Jetzt ist ihr auch klar, warum ihre Koffer bereits nach ihrer Ankunft in dem kleinen Wartesaal am Hafen abgegeben wurden, ein Service des Hotels, sagte er. Wir müssen nicht gleich das nächste Schiff nehmen, komm, laß uns die Gegend hier noch ein wenig genießen. Alles ein abgekartetes Spiel, warum? Will er sie vorführen, bloß stellen, sie das kleine Dummchen, das nicht mal die richtige Kleidung anhat, nicht so salopp wie die andern hier, sondern im Kleid und leichtem Mantel frierend vor johlenden Fremden steht?

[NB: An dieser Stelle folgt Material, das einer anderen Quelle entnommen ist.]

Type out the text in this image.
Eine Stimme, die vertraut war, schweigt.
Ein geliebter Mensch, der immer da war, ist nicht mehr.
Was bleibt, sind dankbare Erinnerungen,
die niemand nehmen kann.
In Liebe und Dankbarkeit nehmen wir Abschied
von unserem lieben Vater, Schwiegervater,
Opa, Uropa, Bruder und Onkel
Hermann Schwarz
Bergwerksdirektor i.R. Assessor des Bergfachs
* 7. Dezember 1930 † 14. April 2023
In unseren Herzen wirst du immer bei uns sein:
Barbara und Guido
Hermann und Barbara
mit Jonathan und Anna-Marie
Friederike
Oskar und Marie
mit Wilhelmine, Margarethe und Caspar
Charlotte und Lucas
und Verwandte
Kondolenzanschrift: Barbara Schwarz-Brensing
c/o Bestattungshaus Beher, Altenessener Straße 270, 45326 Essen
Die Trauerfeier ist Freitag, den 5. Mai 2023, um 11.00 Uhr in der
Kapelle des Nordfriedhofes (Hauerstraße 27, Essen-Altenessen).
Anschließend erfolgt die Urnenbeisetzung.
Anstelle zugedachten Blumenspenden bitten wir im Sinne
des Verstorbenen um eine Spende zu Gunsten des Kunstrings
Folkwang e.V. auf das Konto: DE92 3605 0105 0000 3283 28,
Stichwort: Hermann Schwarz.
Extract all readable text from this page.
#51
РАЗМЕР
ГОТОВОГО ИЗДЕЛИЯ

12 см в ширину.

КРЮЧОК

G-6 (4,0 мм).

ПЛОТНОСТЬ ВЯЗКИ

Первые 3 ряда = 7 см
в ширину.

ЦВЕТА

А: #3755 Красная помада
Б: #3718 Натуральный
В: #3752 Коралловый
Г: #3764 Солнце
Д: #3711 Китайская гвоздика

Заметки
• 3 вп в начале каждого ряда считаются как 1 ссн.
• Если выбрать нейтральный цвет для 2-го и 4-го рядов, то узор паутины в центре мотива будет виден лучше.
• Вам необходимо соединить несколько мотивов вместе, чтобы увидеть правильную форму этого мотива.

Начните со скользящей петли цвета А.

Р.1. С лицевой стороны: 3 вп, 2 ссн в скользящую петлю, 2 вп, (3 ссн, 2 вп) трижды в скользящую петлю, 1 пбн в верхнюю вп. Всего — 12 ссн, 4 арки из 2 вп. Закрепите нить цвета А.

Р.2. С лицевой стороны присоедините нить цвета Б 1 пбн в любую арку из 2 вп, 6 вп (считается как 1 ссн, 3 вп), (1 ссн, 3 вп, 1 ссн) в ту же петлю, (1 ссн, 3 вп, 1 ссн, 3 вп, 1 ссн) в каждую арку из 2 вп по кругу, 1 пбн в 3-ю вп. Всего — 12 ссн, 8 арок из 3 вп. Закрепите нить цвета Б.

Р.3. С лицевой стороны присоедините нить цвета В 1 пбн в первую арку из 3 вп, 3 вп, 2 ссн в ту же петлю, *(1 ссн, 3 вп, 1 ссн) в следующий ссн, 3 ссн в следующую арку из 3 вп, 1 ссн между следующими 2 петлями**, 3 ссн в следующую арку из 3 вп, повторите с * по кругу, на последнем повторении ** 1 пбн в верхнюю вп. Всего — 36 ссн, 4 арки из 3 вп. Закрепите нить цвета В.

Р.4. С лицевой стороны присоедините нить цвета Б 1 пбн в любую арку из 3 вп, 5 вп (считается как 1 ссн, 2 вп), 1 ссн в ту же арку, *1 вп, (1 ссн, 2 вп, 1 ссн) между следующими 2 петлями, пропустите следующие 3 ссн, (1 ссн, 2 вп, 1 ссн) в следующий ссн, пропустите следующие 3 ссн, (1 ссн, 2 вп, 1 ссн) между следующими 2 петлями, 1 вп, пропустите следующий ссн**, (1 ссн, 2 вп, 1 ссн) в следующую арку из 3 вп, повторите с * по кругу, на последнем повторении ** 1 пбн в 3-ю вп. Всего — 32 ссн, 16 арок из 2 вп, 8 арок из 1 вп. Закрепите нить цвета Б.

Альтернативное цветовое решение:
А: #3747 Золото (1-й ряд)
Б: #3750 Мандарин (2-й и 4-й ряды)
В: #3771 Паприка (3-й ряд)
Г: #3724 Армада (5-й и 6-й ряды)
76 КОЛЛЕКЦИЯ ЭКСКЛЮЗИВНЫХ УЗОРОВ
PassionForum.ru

Selbst Philipp schien leicht verdutzt, fing sich aber sofort. Dankte allen mit einem breiten Grinsen. Die Frau, die sie in den Raum geführt hatte, bat um Ruhe, indem sie nur ihre Arme wie ein Dirigent hob.

Angelika weiß nicht mehr alle Einzelheiten dieser Schiffsfahrt, noch sind ihr die weiteren folgenden Stunden gänzlich im Gedächtnis. Als sie endlich alleine im Hotelzimmer war, wurde ihr erst richtig bewußt, daß ihr Mann ab heute Geschäftsführer der Firma wurde, offiziell, obwohl dies bereits beim Termin in Berlin besiegelt worden war. Weil dort der Notar ihres Vertrauens, der zukünftige Ehemann von Beatrice, ich soll sie doch Beatrice nennen, mit Philipp die Modalitäten abgesprochen hatte. Die Beiden wollen sich nicht komplett aus dem Geschäft zurückziehen, das Notariat in Berlin übernimmt der Teilhaber, die Firma von Beatrice führt Philipp mit ihr das nächste halbe Jahr gemeinsam und dann, dann wollen Beatrice und ihr Mann auf Reisen gehen und dann, dieses dann sei nicht geklärt. Und zufälligerweise sei der Geburtstag von Philipp und der jährliche Firmenausflug auf den gleichen Tag gefallen, da habe man sich überlegt, die Mitteilung der neuen Firmenverhältnisse erst an diesem Tage bekannt zu geben.

Er zog sie zärtlich zu sich ins überdimensionale Bett des Hotelzimmers, streichelte ihr eine Haarsträhne aus der Stirn, Angelika, du warst perfekt gekleidet, du bist perfekt, stell dir vor, du hättest gewußt, was auf dich zukommt, du hättest zig Stunden… Angelika griff nach seinem Bart.